2. Der „Meermückendrache“ taucht tief in den Ozean: Die Korrosionsbeständigkeit von Titan übertrifft die von Edelstahl bei weitem. Bei Raumtemperatur kann Titan beim Eintauchen in verschiedene starke Säure- und Alkalilösungen unversehrt bleiben. Selbst die stärkste Säure -Königswasser-kann ihm nichts anhaben. Besonders bemerkenswert ist die Beständigkeit von Titan gegenüber Meerwasser, die mit der des berühmten Platins mithalten kann: Jemand hat einmal eine Titanplatte auf den Meeresboden versenkt; Als es fünf Jahre später geborgen wurde, war es mit kleinen Meerestieren und Algen bedeckt, zeigte jedoch keine Spur von Rost und glänzte immer noch so.

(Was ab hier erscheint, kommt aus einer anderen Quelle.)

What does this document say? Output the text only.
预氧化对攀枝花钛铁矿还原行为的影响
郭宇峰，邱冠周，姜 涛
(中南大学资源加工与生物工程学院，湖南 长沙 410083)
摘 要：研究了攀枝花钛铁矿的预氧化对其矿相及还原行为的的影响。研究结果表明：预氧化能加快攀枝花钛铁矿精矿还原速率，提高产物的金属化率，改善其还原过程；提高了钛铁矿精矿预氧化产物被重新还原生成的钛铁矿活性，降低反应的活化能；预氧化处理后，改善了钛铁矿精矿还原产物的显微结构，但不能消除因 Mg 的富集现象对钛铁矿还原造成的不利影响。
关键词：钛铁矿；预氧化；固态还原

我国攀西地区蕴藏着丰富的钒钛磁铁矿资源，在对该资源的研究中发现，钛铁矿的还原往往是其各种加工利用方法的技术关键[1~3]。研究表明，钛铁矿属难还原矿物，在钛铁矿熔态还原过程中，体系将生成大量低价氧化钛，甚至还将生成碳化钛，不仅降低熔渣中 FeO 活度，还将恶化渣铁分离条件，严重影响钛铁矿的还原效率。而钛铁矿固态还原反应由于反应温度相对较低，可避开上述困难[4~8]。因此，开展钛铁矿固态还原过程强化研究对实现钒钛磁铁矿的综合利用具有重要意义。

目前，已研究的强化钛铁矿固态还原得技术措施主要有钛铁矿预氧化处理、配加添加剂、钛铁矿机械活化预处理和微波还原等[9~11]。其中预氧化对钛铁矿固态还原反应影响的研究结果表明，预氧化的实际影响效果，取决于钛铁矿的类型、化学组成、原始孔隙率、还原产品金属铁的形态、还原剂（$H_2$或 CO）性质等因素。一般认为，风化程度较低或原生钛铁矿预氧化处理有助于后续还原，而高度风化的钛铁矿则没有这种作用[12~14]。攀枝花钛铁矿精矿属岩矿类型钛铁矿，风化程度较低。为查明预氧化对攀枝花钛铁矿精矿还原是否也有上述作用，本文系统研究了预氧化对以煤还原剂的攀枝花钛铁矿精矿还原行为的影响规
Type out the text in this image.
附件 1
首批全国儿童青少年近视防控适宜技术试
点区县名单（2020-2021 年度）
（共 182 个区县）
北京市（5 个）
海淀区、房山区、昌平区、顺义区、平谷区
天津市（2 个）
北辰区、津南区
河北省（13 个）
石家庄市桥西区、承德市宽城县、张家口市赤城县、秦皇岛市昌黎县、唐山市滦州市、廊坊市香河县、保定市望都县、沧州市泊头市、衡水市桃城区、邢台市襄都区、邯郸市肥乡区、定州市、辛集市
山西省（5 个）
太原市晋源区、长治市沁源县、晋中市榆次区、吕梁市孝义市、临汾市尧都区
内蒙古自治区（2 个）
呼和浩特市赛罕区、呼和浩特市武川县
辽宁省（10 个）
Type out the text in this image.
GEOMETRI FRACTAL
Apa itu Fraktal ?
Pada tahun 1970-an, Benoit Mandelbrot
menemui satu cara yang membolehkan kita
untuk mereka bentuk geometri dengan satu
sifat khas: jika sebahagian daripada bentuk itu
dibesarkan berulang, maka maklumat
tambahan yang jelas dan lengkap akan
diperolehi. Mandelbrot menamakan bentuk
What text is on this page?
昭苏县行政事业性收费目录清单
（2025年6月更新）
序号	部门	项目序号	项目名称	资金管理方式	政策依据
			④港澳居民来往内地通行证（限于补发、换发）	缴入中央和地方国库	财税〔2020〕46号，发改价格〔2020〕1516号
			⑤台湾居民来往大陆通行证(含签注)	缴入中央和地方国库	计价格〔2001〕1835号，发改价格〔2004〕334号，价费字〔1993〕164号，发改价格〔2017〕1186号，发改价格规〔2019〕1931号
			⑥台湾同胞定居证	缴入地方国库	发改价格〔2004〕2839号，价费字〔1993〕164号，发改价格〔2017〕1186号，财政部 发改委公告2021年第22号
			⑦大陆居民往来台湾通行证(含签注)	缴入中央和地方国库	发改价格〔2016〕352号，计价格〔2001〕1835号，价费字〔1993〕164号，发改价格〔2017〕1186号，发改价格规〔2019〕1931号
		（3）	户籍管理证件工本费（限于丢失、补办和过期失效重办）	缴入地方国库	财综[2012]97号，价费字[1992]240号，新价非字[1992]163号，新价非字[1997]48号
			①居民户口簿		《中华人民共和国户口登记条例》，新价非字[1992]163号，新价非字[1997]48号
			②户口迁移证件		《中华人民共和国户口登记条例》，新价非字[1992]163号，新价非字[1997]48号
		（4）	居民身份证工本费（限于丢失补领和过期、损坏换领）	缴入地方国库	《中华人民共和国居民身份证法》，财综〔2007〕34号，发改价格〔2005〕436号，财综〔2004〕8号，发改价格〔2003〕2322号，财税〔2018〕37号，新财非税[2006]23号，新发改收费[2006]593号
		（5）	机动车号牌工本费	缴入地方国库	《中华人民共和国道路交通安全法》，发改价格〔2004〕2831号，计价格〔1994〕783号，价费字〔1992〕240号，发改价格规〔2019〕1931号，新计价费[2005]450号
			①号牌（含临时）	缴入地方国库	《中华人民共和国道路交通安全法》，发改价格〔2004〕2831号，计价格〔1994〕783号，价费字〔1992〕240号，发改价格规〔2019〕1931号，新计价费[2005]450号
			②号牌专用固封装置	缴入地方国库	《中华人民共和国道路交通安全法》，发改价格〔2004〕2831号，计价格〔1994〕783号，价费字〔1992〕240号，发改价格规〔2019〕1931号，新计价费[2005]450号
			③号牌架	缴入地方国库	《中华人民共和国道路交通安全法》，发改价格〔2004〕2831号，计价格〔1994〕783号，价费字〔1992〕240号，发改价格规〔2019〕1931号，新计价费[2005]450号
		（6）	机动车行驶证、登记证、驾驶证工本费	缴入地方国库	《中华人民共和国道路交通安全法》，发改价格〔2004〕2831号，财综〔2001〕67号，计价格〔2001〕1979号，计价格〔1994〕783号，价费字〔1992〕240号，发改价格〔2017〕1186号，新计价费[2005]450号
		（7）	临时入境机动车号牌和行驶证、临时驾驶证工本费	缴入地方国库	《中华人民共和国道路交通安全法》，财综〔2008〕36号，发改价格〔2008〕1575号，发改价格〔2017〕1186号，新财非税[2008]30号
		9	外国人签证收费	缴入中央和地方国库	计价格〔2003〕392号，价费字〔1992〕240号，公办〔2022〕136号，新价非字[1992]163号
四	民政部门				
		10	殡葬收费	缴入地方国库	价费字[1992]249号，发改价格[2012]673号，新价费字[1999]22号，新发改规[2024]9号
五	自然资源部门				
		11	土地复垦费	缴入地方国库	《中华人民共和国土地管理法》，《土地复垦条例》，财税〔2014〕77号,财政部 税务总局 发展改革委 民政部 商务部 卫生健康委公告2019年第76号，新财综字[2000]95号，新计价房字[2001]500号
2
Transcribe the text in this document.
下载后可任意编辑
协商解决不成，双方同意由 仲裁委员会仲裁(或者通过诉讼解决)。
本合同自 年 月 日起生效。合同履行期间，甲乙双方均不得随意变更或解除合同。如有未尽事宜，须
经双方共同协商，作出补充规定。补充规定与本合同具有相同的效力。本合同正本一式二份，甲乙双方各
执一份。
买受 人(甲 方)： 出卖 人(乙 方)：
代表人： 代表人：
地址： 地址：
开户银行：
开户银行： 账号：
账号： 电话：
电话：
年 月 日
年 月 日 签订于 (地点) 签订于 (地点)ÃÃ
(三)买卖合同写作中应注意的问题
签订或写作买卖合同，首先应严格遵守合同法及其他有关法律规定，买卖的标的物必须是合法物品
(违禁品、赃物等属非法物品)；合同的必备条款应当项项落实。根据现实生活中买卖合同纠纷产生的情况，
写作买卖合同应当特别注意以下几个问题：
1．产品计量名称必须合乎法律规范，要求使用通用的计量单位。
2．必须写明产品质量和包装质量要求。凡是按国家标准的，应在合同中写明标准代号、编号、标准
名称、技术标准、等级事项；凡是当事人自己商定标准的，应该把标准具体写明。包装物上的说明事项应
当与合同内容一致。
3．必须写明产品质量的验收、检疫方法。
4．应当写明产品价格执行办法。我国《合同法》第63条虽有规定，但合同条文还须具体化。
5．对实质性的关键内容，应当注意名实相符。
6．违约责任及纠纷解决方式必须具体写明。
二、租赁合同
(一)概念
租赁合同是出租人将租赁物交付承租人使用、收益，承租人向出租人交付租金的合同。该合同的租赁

Da Titan korrosionsbeständig ist, wird es häufig in der chemischen Industrie eingesetzt. In der Vergangenheit bestanden Komponenten in chemischen Reaktoren, die heiße Salpetersäure enthielten, aus Edelstahl. Allerdings ist selbst Edelstahl anfällig für dieses stark ätzende Mittel -heiße Salpetersäure- und diese Komponenten mussten alle sechs Monate komplett ausgetauscht werden. Während die Komponenten selbst nicht teuer waren, überstiegen die mit jedem Austausch verbundenen Kosten und die durch Ausfallzeiten verursachten Verluste den Preis der Teile um ein Vielfaches. Obwohl Titan etwas teurer ist als Edelstahl, kann es fünf Jahre lang ununterbrochen betrieben werden, was es auf lange Sicht weitaus kostengünstiger macht.

3. „Biokompatibilität“ bringt Harmonie: Titan hat einzigartige Anwendungen in der Medizin. Der Elastizitätsmodul von Titanlegierungen ähnelt dem des menschlichen Knochens und ist daher sehr gut mit dem menschlichen Körper kompatibel. Die Verwendung von Titanplatten und -schrauben zur Behandlung von Frakturen führt zu unerwarteten Ergebnissen. Wenn der gebrochene Knochen mit Titanplatten und Schrauben gesichert wird, wächst der Knochen nach einigen Monaten auf die Platten und in das Gewinde der Schrauben hinein und neues Muskelgewebe umhüllt die Platten. Dieser „Titanknochen“ funktioniert genauso wie echter Knochen. Darüber hinaus sind Zahnplatten und Zähne aus Titanlegierungen in der klinischen Praxis weit verbreitet, und künstliche Herzen, Klappen und Gelenke aus Titanlegierungen haben in der klinischen Anwendung hervorragende Ergebnisse erzielt.

4. „Formgedächtnislegierungen“ besitzen Intelligenz Titan kann auch mit Nickel kombiniert werden, um „Formgedächtnislegierungen“ mit Gedächtniseigenschaften zu erzeugen. Autokarosserien aus dieser Speziallegierung können durch einfaches Abspülen mit über 80 Grad heißem Wasser nach einer Verformung bei einem Aufprall wieder in ihre ursprüngliche Form gebracht werden.